ANAMNEZ VE KISA KLİNİK:

Raporun baş kısmında veya sonunda yer verilir. Yakınları veya polisten alınacak anamnez özetlenir. İlk muayene bulguları, yapılan tedavilerin kısa şeması, ölüm anındaki klinik tablo. Eğer kişi hastanede yatmamış ise kısa ve öz bir anamnez alınarak aktarılmalıdır.
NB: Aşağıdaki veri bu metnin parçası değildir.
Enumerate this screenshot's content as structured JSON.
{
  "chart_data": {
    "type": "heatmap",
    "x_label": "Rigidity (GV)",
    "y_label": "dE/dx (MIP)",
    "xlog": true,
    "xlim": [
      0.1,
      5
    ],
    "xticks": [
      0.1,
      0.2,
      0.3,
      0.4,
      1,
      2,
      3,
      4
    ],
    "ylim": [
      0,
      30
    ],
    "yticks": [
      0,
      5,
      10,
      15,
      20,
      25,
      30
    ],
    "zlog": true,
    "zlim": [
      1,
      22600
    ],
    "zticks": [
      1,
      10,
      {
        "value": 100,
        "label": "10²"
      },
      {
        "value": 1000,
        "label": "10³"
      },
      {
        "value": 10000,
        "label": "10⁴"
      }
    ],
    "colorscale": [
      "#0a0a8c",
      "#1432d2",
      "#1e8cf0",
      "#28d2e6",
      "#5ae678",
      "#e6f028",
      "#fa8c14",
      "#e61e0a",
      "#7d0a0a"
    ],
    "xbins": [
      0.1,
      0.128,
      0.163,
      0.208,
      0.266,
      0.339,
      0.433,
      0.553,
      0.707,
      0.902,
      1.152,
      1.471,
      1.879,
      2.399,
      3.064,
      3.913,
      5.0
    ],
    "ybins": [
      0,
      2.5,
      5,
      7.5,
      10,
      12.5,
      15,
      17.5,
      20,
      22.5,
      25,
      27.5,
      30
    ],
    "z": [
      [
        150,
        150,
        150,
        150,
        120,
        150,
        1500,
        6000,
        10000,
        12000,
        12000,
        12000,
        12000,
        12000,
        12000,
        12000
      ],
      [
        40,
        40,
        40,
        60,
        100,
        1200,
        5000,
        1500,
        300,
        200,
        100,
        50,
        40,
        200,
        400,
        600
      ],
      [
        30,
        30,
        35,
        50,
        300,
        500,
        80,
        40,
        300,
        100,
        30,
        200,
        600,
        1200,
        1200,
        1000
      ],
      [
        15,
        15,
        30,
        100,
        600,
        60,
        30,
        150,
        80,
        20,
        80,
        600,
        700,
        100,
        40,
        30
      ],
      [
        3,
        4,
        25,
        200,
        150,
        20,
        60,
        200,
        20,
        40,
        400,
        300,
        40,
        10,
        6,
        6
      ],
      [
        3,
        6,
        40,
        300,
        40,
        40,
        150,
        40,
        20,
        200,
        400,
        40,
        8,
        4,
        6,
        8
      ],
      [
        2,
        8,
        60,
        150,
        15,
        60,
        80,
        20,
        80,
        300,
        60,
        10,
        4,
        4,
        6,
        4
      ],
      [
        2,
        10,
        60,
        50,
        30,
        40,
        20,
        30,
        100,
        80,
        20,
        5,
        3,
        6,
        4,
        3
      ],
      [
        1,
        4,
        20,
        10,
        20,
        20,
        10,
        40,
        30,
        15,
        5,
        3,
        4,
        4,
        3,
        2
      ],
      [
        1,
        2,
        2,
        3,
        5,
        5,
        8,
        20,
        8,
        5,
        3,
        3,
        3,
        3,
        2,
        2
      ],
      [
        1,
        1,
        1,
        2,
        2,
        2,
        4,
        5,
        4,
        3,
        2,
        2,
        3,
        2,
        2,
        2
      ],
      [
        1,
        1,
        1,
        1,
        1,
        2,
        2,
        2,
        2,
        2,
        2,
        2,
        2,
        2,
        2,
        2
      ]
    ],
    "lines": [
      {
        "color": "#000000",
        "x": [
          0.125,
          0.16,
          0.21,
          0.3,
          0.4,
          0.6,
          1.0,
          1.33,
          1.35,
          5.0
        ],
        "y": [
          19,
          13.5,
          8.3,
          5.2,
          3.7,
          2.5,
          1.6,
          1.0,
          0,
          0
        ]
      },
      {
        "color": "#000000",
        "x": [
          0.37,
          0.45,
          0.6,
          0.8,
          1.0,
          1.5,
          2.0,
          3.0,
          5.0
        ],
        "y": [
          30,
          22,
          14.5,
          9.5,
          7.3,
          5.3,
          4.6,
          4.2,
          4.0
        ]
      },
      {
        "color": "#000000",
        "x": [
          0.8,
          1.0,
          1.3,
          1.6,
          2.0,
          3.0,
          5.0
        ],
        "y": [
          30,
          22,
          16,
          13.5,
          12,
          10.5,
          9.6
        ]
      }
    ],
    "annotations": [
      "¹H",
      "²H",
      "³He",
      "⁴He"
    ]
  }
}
Yine bu bölümde entoksikasyon şüphesi olan vakalarda alındığı bilinen ya da sanılan kimyasal maddenin ismi açıkça yazılmalıdır.

Eğer vaka intrauterin ölüm ya da yeni doğan ölümü ise mutlaka annenin anamnezi alınmalı, doğum şekli, yeri, yenidoğanın doğumdan sonrasına ait anamnez alınmalıdır.

SONUÇ:

Bu bölümde çeşitli ölüm nedenleri ve otopsi bulguları gözönünde bulundurularak sonuç bölümünde vurgulanacaklar gruplandırılmıştır.

· Adli tahkikat, dış muayene ve otopsi bulgularına göre....... . nin .......... sonucu öldüğü tıbbi kanaatine vardık.

· Ateşli silah yaralarında giriş deliği özelliklerine göre atış mesafesi hakkında fikir bildirilmeli, giriş deliği şahsın giysi ile örtülü bölgesi ise olay sırasında şahsın üzerinde bulunan giysilerin balistik yönünden bilirkişi incelemesine tabi tutulmasının atış mesafesi hakkında adli tahkikata ışık tutacağı bildirilmelidir.

· Kesici-delici alet yaralarında yara dudaklarının özelliklerine göre suç aletinin tipi, bir yüzü keskin veya iki yüzü keskin şeklinde belirtilmeli, otopside dış muayenede birden fazla alet yarası ya da çeşitli natürde yaralar saptandığında; bu yaraları meydana getiren eylemlerin tek başına öldürücü nitelikte olanları, ölümü üzerine etkisi olanlar ve ölüme etkisi olmayanlar açıkça belirtilmelidir.

· Adli tahkikat, dış muayene ve otopsi bulgularına göre.... nin ölüm nedeni tarafımızdan saptanamamıştır.

· Otopsisi sırasında standart teknikle alınan organ örnekleri, kan ve idrar .......... Adli Tıp Kurumuna gönderilmek üzere...... Cumhuriyet Savcılığına teslim edildi. Şahsın ölüm nedeninin bu örneklerde yapılacak toksikolojik ve histopatolojik inceleme sonucu anlaşılabileceği tıbbi kanaatindeyiz.

Gibi farklı sonuçlar yazmak mümkündür. Adli Tıp Kurumu ve Adli Tıp Anabilim dalları gibi merkezlerde standart otopsi tutanakları ve otopsi rapor formatı kullanılabilirken, diğer yerlerde genellikle otopsi savcılığın yaptığı keşif ve ölü muayene tutanağının bir parçası şeklinde düzenlenmektedir.